Host can write or read global memory and constant memory by calling API function.
(Note that device can only read constant memory. But it’s short-latency and high-bandwidth)
Shared memory and registers are on-chip memories that are not visible to the host.
- accessible to all threads as well as the host (CPU)
- host allocate and deallocate the global memory
- data is first initialized here for the GPU to work on
two main challenges regarding gloabl memory:
- long latency
- relatively limited bandwidth
techniques and hardwares to deal with the limitations of global memory:
- make use of shared memory available in SMs to reduce trips to global memory (read more about tiling in The CUDA Parallel Programming Model - 7.Tiling)
- more effectively move data from global memory to shared memory and registers using coalescing (read more about coalescing in The CUDA Parallel Programming Model - 5. Memory Coalescing)
- use cache which automatically coalesce most of kernel access patterns (e.g. the L2 cache in Fermi and later GPUs make coaleced accesses by default)
- each thread block has its own
- much faster than local or global memory
- requires special handling to get max performance
- only exists for the lifetime of the block
- only exists for the lifetime of the thread
- generally handled automatically by the compiler
- each thread can only access its own registers
- a kernel function typically uses registers to hold frequently accessed variables that are private to each thread
constant and texture memory
read-only, accessible by all threads
- constant memory: used to cache values that are shared by all functional units.
- texture memory is optimized for texturing operations provided by the hardware
principle behind the design of memory hierarchy
To improve compute-to-global-memory-access ratio and thus achieve high execution speed.
more on the difference between shared memory and registers in a CUDA device
Although both on-chip, they differ significantly in functionality and cost of access.

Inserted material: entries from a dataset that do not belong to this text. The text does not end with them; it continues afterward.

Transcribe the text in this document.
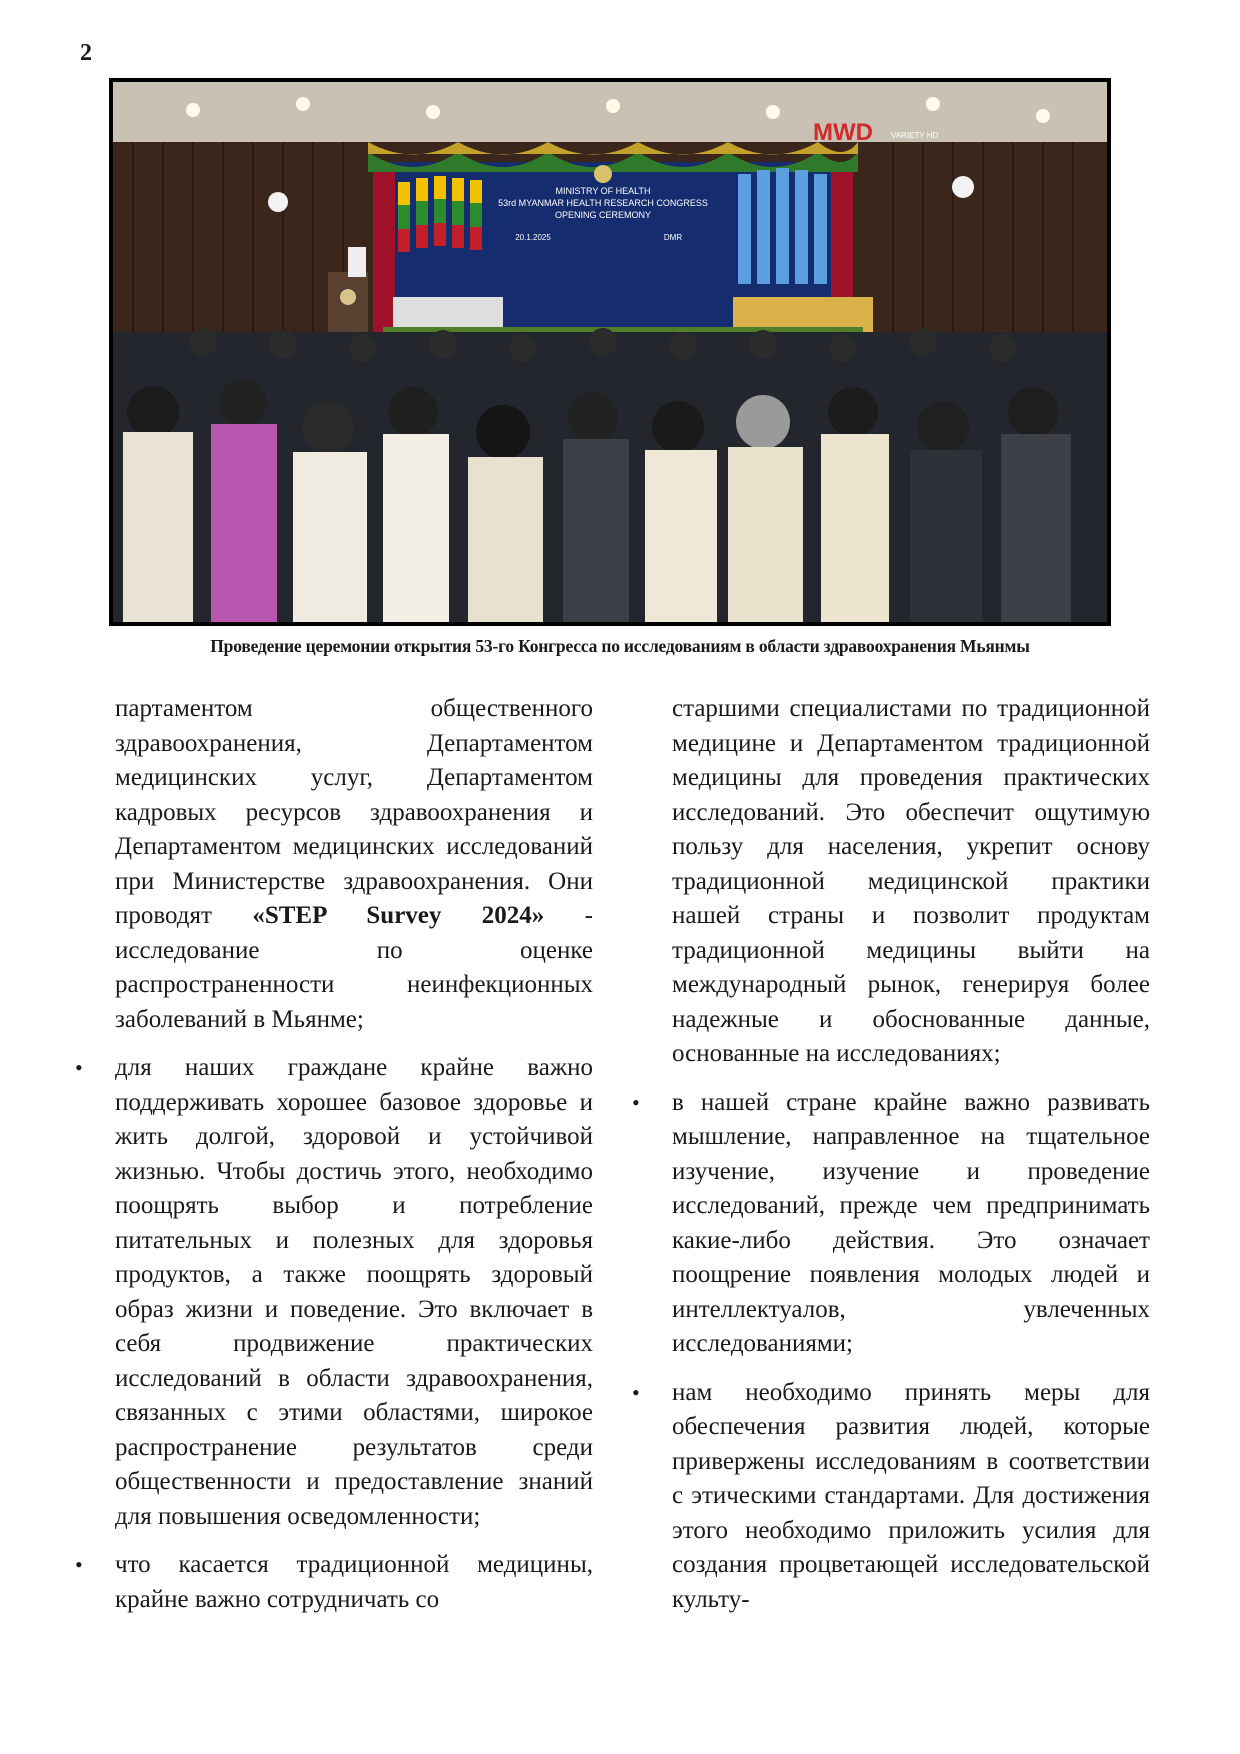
2
MINISTRY OF HEALTH
53rd MYANMAR HEALTH RESEARCH CONGRESS
OPENING CEREMONY
20.1.2025	DMR
MWD VARIETY HD
Проведение церемонии открытия 53-го Конгресса по исследованиям в области здравоохранения Мьянмы

партаментом общественного здравоохранения, Департаментом медицинских услуг, Департаментом кадровых ресурсов здравоохранения и Департаментом медицинских исследований при Министерстве здравоохранения. Они проводят «STEP Survey 2024» - исследование по оценке распространенности неинфекционных заболеваний в Мьянме;

• для наших граждане крайне важно поддерживать хорошее базовое здоровье и жить долгой, здоровой и устойчивой жизнью. Чтобы достичь этого, необходимо поощрять выбор и потребление питательных и полезных для здоровья продуктов, а также поощрять здоровый образ жизни и поведение. Это включает в себя продвижение практических исследований в области здравоохранения, связанных с этими областями, широкое распространение результатов среди общественности и предоставление знаний для повышения осведомленности;
• что касается традиционной медицины, крайне важно сотрудничать со

старшими специалистами по традиционной медицине и Департаментом традиционной медицины для проведения практических исследований. Это обеспечит ощутимую пользу для населения, укрепит основу традиционной медицинской практики нашей страны и позволит продуктам традиционной медицины выйти на международный рынок, генерируя более надежные и обоснованные данные, основанные на исследованиях;

• в нашей стране крайне важно развивать мышление, направленное на тщательное изучение, изучение и проведение исследований, прежде чем предпринимать какие-либо действия. Это означает поощрение появления молодых людей и интеллектуалов, увлеченных исследованиями;
• нам необходимо принять меры для обеспечения развития людей, которые привержены исследованиям в соответствии с этическими стандартами. Для достижения этого необходимо приложить усилия для создания процветающей исследовательской культу-
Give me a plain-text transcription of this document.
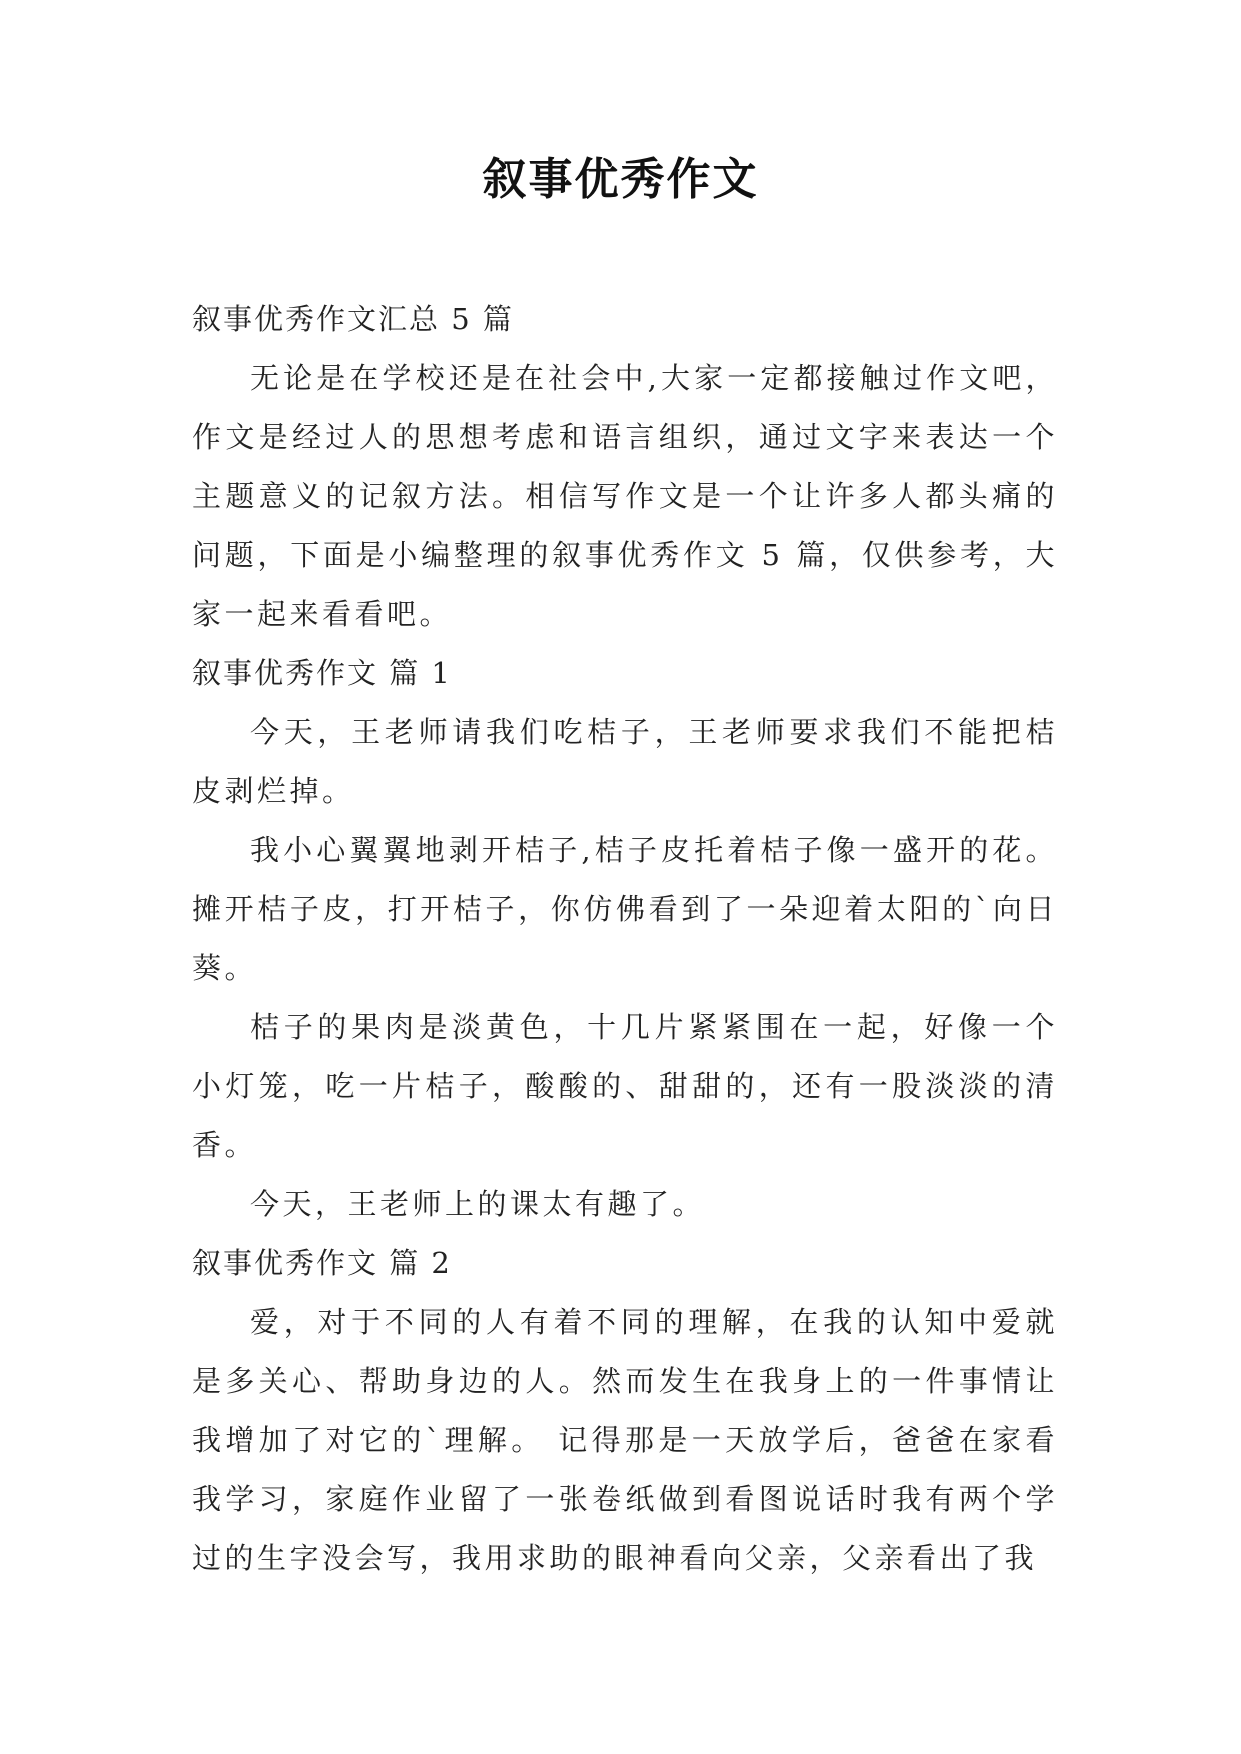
叙事优秀作文

叙事优秀作文汇总 5 篇

无论是在学校还是在社会中,大家一定都接触过作文吧，作文是经过人的思想考虑和语言组织，通过文字来表达一个主题意义的记叙方法。相信写作文是一个让许多人都头痛的问题，下面是小编整理的叙事优秀作文 5 篇，仅供参考，大家一起来看看吧。

叙事优秀作文 篇 1

今天，王老师请我们吃桔子，王老师要求我们不能把桔皮剥烂掉。

我小心翼翼地剥开桔子,桔子皮托着桔子像一盛开的花。摊开桔子皮，打开桔子，你仿佛看到了一朵迎着太阳的`向日葵。

桔子的果肉是淡黄色，十几片紧紧围在一起，好像一个小灯笼，吃一片桔子，酸酸的、甜甜的，还有一股淡淡的清香。

今天，王老师上的课太有趣了。

叙事优秀作文 篇 2

爱，对于不同的人有着不同的理解，在我的认知中爱就是多关心、帮助身边的人。然而发生在我身上的一件事情让我增加了对它的`理解。 记得那是一天放学后，爸爸在家看我学习，家庭作业留了一张卷纸做到看图说话时我有两个学过的生字没会写，我用求助的眼神看向父亲，父亲看出了我
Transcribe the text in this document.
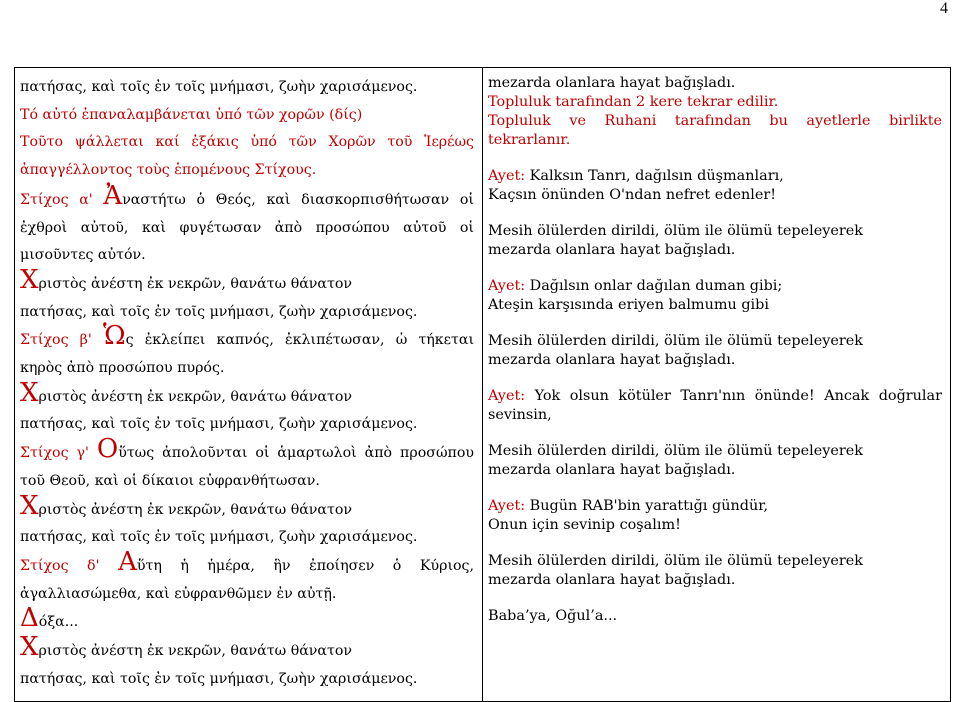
4

πατήσας, καὶ τοῖς ἐν τοῖς μνήμασι, ζωὴν χαρισάμενος.

Τό αὐτό ἐπαναλαμβάνεται ὑπό τῶν χορῶν (δίς)

Τοῦτο ψάλλεται καί ἐξάκις ὑπό τῶν Χορῶν τοῦ Ἱερέως ἀπαγγέλλοντος τοὺς ἑπομένους Στίχους.

Στίχος α' Ἀναστήτω ὁ Θεός, καὶ διασκορπισθήτωσαν οἱ ἐχθροὶ αὐτοῦ, καὶ φυγέτωσαν ἀπὸ προσώπου αὐτοῦ οἱ μισοῦντες αὐτόν.

Χριστὸς ἀνέστη ἐκ νεκρῶν, θανάτω θάνατον
πατήσας, καὶ τοῖς ἐν τοῖς μνήμασι, ζωὴν χαρισάμενος.

Στίχος β' Ὡς ἐκλείπει καπνός, ἐκλιπέτωσαν, ὡ τήκεται κηρὸς ἀπὸ προσώπου πυρός.

Χριστὸς ἀνέστη ἐκ νεκρῶν, θανάτω θάνατον
πατήσας, καὶ τοῖς ἐν τοῖς μνήμασι, ζωὴν χαρισάμενος.

Στίχος γ' Οὕτως ἀπολοῦνται οἱ ἁμαρτωλοὶ ἀπὸ προσώπου τοῦ Θεοῦ, καὶ οἱ δίκαιοι εὐφρανθήτωσαν.

Χριστὸς ἀνέστη ἐκ νεκρῶν, θανάτω θάνατον
πατήσας, καὶ τοῖς ἐν τοῖς μνήμασι, ζωὴν χαρισάμενος.

Στίχος δ' Αὕτη ἡ ἡμέρα, ἣν ἐποίησεν ὁ Κύριος, ἀγαλλιασώμεθα, καὶ εὐφρανθῶμεν ἐν αὐτῇ.

Δόξα...

Χριστὸς ἀνέστη ἐκ νεκρῶν, θανάτω θάνατον
πατήσας, καὶ τοῖς ἐν τοῖς μνήμασι, ζωὴν χαρισάμενος.

mezarda olanlara hayat bağışladı.

Topluluk tarafından 2 kere tekrar edilir.

Topluluk ve Ruhani tarafından bu ayetlerle birlikte tekrarlanır.

Ayet: Kalksın Tanrı, dağılsın düşmanları,
Kaçsın önünden O'ndan nefret edenler!

Mesih ölülerden dirildi, ölüm ile ölümü tepeleyerek
mezarda olanlara hayat bağışladı.

Ayet: Dağılsın onlar dağılan duman gibi;
Ateşin karşısında eriyen balmumu gibi

Mesih ölülerden dirildi, ölüm ile ölümü tepeleyerek
mezarda olanlara hayat bağışladı.

Ayet: Yok olsun kötüler Tanrı'nın önünde! Ancak doğrular sevinsin,

Mesih ölülerden dirildi, ölüm ile ölümü tepeleyerek
mezarda olanlara hayat bağışladı.

Ayet: Bugün RAB'bin yarattığı gündür,
Onun için sevinip coşalım!

Mesih ölülerden dirildi, ölüm ile ölümü tepeleyerek
mezarda olanlara hayat bağışladı.

Baba’ya, Oğul’a...
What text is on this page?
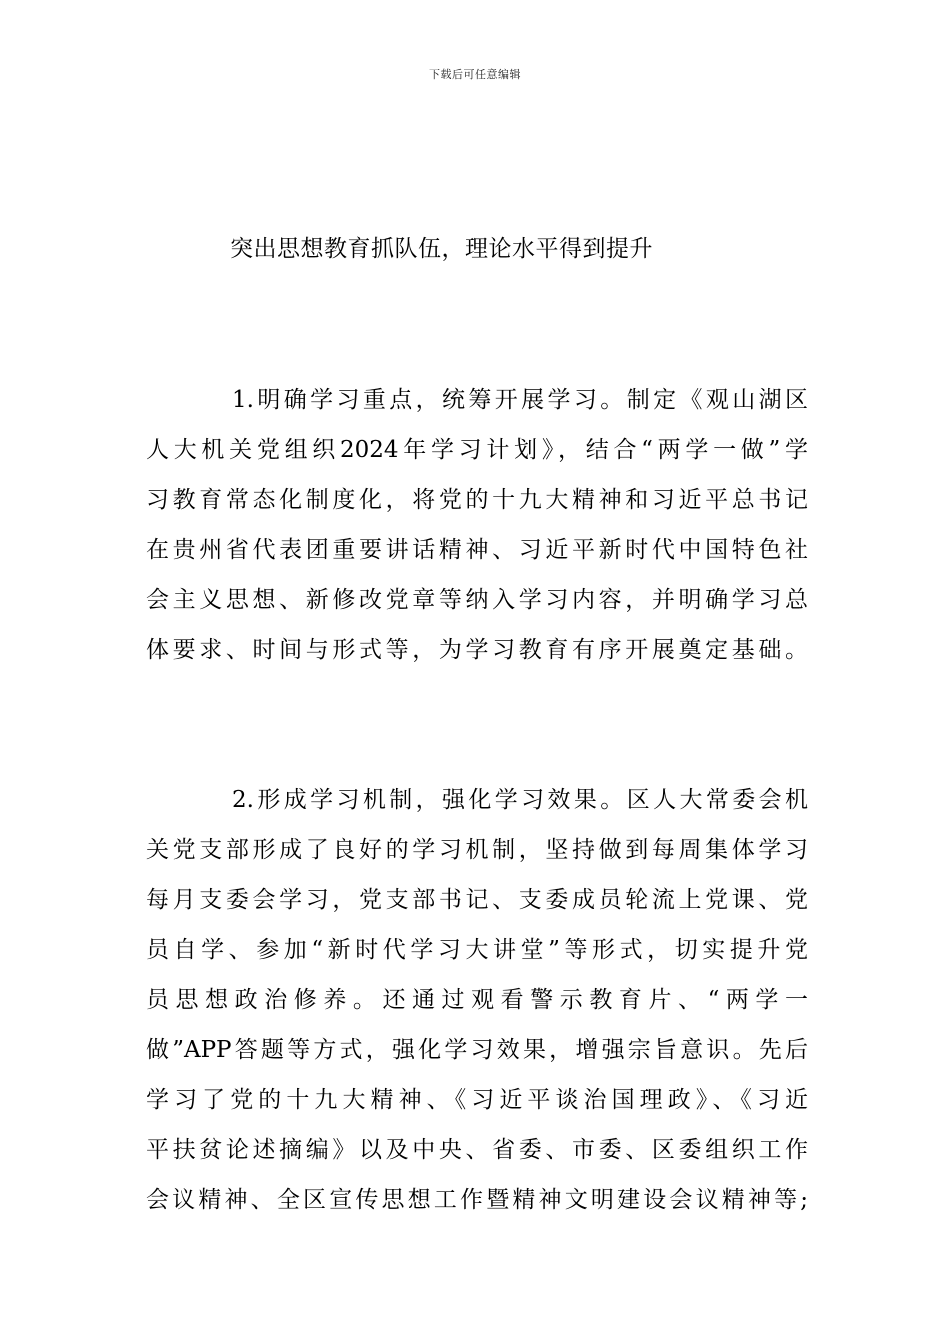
下载后可任意编辑
突出思想教育抓队伍，理论水平得到提升
1.明确学习重点，统筹开展学习。制定《观山湖区
人大机关党组织2024年学习计划》，结合“两学一做”学
习教育常态化制度化，将党的十九大精神和习近平总书记
在贵州省代表团重要讲话精神、习近平新时代中国特色社
会主义思想、新修改党章等纳入学习内容，并明确学习总
体要求、时间与形式等，为学习教育有序开展奠定基础。
2.形成学习机制，强化学习效果。区人大常委会机
关党支部形成了良好的学习机制，坚持做到每周集体学习
每月支委会学习，党支部书记、支委成员轮流上党课、党
员自学、参加“新时代学习大讲堂”等形式，切实提升党
员思想政治修养。还通过观看警示教育片、“两学一
做”APP答题等方式，强化学习效果，增强宗旨意识。先后
学习了党的十九大精神、《习近平谈治国理政》、《习近
平扶贫论述摘编》以及中央、省委、市委、区委组织工作
会议精神、全区宣传思想工作暨精神文明建设会议精神等;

background knowledge on how processors access different memory types
- off the processor chip
- implemented with DRAM technology, which implies long access latencies and relatively low access bandwidths
- correspond to the Register File of the von Neumann model
- on-chip, which implies very short access latency and drastically higher access bandwidth compared with the global memory
- furthermore, when a variable is stored in a register, its accesses no longer consume off-chip global memory bandwidth. This reduced bandwidth consumption will be reflected as an increased compute-to-global-memory-access ratio.
how does ALU treat them differently
each access to registers involves fewer instructions than an access to the global memory. Arithmetic instructions in most modern processors have “built-in” register operands.
fadd r1, r2, r3
meanwhile, if an operand value is in the global memory, the processor needs to perform a memory load operation to make the operand value available to the ALU
load r2, r4, offset fadd r1, r2, r3
shared v.s. global
- When the processor accesses data that reside in the shared memory, it needs to perform a memory load operation, similar to accessing data in the global memory.
- However, because shared memory resides on-chip, it can be accessed with much lower latency and much higher throughput than the global memory.
shared v.s. registers
- Shared memory has longer latency and lower bandwidth than registers because of the need to perform a load operation.
- In computer architecture terminology, the shared memory is a form of scratchpad memory.